Asian calf Kanlaya has marked her first birthday with a blessing for a long and healthy life.
Thai monk Phra Prasert Eiamruekngam, who was joined by Royal Thai Consul-General Chakkrid Krachaiwong, performed a traditional blessing on Kanlaya and her older cousin Sabai by sprinkling water on their heads. A blessing was also given to the elephant keepers.
While the practice has been undertaken in Taronga Zoo in the past, it's the first time it has been held at Taronga Western Plains Zoo.
Zoo director Steve Hinks said the Asian elephant herd came from Thailand and what better way was there to celebrate their heritage than a blessing for good fortune, good health and success.
"As the breeding program progresses into the future this is something I cant wait to see happen again.

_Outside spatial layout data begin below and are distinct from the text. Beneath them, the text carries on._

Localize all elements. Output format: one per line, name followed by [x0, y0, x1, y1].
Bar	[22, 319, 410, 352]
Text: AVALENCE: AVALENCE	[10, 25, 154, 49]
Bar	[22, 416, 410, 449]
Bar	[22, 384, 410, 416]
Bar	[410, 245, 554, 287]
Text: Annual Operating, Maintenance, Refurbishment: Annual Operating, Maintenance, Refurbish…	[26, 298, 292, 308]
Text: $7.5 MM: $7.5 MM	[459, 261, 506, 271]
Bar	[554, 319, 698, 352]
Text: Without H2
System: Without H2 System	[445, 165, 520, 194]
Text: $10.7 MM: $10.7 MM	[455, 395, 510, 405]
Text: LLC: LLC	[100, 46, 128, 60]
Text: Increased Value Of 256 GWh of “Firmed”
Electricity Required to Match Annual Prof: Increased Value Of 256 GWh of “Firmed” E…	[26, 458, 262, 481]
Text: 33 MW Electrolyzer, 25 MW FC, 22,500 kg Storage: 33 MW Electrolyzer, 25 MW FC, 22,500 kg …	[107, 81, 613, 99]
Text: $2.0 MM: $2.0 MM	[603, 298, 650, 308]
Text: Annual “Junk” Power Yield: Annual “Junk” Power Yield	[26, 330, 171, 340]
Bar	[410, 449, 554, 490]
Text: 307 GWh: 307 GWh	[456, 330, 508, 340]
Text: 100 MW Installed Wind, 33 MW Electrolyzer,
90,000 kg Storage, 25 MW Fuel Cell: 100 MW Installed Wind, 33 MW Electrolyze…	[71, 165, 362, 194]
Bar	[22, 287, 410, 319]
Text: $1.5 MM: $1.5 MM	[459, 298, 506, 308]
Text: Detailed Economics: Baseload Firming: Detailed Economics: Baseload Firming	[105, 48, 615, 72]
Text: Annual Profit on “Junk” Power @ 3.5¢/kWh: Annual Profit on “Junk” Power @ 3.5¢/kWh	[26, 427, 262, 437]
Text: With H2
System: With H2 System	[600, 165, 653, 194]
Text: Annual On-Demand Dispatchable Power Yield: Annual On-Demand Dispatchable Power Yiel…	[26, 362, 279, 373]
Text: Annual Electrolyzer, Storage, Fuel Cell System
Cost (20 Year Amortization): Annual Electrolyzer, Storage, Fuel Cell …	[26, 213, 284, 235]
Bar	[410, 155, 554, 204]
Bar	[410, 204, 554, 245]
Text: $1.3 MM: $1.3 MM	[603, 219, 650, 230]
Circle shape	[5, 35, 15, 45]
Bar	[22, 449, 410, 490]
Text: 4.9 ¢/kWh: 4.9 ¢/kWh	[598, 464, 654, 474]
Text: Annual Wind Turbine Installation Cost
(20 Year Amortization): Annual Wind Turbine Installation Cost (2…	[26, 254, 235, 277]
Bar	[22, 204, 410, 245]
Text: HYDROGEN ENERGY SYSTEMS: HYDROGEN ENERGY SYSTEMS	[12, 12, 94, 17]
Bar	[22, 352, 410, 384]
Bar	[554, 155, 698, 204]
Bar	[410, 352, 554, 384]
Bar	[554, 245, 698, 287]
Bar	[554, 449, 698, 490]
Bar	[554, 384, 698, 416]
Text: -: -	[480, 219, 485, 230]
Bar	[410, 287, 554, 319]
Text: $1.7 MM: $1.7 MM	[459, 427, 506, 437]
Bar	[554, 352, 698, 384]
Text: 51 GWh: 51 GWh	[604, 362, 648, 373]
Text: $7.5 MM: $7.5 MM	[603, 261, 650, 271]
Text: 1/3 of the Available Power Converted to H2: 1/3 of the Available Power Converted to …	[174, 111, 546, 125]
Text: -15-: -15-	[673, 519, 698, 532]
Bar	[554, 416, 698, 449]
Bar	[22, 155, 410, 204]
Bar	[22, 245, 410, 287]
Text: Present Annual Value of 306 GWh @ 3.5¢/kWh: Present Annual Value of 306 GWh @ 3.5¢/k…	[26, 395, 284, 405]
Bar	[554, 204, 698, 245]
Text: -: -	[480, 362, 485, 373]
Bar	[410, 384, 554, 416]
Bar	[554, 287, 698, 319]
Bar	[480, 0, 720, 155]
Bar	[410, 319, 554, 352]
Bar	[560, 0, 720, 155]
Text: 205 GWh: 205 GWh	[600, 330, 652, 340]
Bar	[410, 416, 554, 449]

This is a very special day," he said.
It was a unique experience for the elephants. Having never seen a Buddhist monk before, or received a blessing, the older elephants were protective of their young. They were slapping their trunks and growling during the ceremony.

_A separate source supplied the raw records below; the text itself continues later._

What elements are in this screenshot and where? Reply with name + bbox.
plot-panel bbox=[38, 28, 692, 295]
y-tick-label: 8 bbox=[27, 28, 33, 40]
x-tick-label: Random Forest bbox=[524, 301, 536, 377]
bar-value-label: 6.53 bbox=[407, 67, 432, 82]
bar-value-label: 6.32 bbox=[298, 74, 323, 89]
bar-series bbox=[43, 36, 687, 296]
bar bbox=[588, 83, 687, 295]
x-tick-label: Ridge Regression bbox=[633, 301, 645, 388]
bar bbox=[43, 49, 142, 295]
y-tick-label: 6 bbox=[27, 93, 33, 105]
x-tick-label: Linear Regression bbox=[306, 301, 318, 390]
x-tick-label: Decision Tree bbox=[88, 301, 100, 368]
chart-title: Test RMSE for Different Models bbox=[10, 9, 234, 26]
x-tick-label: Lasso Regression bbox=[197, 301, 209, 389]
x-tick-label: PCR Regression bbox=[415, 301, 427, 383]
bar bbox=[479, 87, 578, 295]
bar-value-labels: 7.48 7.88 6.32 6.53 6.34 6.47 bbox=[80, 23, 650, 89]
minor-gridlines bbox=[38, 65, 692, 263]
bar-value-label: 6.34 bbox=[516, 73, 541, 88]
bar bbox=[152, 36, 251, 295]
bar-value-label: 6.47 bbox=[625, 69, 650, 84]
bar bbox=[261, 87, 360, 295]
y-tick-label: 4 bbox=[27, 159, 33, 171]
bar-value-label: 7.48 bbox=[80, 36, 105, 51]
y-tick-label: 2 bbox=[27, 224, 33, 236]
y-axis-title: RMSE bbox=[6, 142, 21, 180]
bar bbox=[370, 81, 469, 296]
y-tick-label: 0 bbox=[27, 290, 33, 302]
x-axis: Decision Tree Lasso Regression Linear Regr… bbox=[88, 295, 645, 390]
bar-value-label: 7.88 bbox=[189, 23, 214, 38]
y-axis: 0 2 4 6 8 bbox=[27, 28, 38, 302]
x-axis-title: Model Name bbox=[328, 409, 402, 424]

"With any good mother there's always a desire to make sure that their children are safe and well. Certainly we saw as a herd them come together and some of those natural reactions you see in the wild as well," Mr Hinks said.

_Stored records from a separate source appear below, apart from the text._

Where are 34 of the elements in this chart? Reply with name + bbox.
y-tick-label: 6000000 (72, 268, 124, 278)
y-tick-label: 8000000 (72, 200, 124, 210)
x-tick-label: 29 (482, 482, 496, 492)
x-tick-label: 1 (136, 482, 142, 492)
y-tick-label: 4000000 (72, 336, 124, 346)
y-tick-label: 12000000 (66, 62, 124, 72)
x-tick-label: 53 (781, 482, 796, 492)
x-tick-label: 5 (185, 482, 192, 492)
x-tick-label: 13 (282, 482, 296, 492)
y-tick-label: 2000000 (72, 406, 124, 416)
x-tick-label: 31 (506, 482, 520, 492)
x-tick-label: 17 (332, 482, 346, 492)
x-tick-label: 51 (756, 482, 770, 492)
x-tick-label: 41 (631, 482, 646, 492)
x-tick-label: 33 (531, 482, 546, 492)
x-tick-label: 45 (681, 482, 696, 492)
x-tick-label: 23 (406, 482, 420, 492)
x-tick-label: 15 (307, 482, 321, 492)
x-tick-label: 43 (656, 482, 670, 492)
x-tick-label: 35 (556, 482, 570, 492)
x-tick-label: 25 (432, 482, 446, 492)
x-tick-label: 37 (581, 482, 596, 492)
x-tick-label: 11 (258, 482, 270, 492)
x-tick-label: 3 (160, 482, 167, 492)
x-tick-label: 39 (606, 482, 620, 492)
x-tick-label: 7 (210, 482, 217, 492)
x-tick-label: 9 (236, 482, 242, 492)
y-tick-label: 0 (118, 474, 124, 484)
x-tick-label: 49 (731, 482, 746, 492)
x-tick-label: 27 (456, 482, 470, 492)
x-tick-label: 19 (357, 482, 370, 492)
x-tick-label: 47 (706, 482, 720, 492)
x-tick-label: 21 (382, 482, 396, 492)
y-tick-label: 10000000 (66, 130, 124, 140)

A large crowd witnessed the tradition and shared in Kanlaya's birthday celebrates. There was cake for the human guests while the elephants were given some extra delicious treats.
"That's representative of how much of a hit she's been with our local community, our zoo friends members and our staff and the public alike," Mr Hinks.
Elephant supervisor Glenn Sullivan said both Kanlaya and Sabai play together regularly.
"We've seen them playing in the pool in the warmer months, dust bathing and sometimes napping together on their dirt mound," he said.
Mr Sullivan said the zoo had great success in the past few years with the expansion of the conservation breeding program.
There are eight Asian elephants at Taronga Western Plains Zoo.